However, the baby wasn't there either. She had simply vanished. Patvakanyan told AFP: "I named my child Stella Patvakanyan. I'm still looking for my child and I see her very often in my dreams.

"Stella, your mom is looking for you and I won't be silent for a second. I will find you, no matter how many years it takes, even if my hair turns gray."

Earlier this month, Armenian authorities arrested several officials in connection to this and dozens of other cases, including the head of an orphanage, the country's chief obstetrician-gynaecologist, Razmik Abramyan, and the head of the maternity ward in which Patvakanyan gave birth.

Patvakanyan has accused the detained gynaecologist of being the doctor who coerced her to give up her baby. She said that he threatened to call the authorities on her partner at the time, who was five years older than her, if she did not give up the child. 

Abramyan was released several days after he was detained, his lawyers saying the accusations were "unfounded and absurd." 

The lawyer for Syuzan Patvakanyan (above) claims that the network responsible for the disappearance of her daughter is vast (Credit: AFP/Karen Minasyan)

The lawyer for Syuzan Patvakanyan (above) claims that the network responsible for the disappearance of her daughter is vast (Credit: AFP/Karen Minasyan)

In a separate incident in November, Armenian security services said that they had discovered another criminal network that was organising international adoptions without the consent of the parents of the children. Between 2016 and 2018, more than 30 babies were adopted by Italians in connection to this case.

Authorities said that young mothers attempting to get abortions were forced to carry their pregnancies to term so that their babies could then be adopted. Armenian authorities began investigating these cases after they discovered that foreign adoptions greatly outnumbered local adoptions.

"Today we have a database including information on children who are eligible for adoption and those who have already been adopted," Aida Muradyan, Programme Manager for Armenia at children's charity World Vision, told AFP. 

"And a combination of basic data shows that we have a mismatch in numbers.
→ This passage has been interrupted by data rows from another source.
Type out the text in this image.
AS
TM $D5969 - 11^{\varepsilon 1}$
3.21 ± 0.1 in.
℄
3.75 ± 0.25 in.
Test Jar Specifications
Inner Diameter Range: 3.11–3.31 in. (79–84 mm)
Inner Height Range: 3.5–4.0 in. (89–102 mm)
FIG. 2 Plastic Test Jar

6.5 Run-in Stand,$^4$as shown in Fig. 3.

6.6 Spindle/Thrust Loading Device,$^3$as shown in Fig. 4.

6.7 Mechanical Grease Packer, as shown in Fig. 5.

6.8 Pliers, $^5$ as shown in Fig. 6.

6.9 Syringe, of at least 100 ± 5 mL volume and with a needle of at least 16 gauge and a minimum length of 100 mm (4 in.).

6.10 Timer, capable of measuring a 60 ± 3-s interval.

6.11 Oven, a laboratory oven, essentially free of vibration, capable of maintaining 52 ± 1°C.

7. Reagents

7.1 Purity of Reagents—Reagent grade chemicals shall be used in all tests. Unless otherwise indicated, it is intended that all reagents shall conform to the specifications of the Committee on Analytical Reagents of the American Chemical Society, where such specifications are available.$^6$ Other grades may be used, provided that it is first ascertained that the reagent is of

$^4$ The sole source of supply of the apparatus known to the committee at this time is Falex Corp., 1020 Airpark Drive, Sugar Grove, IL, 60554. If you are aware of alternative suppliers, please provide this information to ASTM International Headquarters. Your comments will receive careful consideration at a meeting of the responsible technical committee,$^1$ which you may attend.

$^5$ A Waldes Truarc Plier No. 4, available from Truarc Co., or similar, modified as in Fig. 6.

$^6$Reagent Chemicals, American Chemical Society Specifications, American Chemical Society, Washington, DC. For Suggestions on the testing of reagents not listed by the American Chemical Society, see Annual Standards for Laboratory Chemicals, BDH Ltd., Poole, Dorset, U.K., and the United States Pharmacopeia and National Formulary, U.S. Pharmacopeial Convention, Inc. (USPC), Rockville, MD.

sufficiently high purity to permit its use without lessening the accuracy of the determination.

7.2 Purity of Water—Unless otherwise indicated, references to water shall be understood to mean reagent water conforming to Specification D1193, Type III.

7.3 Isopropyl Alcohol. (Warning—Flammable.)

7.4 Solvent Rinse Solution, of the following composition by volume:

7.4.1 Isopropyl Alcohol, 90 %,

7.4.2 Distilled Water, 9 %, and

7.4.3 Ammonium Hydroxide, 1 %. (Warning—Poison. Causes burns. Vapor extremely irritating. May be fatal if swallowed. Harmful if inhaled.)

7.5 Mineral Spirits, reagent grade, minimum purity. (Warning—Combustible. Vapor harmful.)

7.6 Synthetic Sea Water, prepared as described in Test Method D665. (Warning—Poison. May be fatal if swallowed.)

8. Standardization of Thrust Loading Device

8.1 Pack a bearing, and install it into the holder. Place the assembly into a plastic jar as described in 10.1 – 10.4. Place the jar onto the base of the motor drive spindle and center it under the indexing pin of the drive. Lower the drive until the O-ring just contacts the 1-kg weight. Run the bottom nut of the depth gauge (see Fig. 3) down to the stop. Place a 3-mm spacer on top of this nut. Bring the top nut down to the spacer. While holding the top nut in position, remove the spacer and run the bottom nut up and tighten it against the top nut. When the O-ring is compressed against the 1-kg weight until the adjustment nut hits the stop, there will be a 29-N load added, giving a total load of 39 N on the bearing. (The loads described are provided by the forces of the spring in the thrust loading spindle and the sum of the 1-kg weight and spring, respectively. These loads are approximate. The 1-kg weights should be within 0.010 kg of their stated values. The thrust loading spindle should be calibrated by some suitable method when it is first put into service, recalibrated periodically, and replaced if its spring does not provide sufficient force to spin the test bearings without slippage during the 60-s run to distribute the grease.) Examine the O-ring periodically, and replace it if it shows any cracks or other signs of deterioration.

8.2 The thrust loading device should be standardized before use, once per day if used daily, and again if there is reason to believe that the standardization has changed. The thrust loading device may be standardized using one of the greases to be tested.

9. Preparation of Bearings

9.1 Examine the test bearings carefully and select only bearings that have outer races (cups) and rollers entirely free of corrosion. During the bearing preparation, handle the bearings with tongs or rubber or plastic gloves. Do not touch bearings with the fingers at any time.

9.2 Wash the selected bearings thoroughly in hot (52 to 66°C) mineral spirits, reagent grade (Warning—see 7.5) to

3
This means that there are adopted children, and that we do not have information about them, and we also do not know how many children are currently subject to adoption."

Adoptions have been temporarily suspended in Armenia, and the country plans on abolishing orphanages by 2023.

According to a 2017 Human Rights Watch report, thousands of Armenian children were separated from their parents and placed in orphanages without just cause, and more than 90 percent of all children in Armenian orphanages have at least one living parent.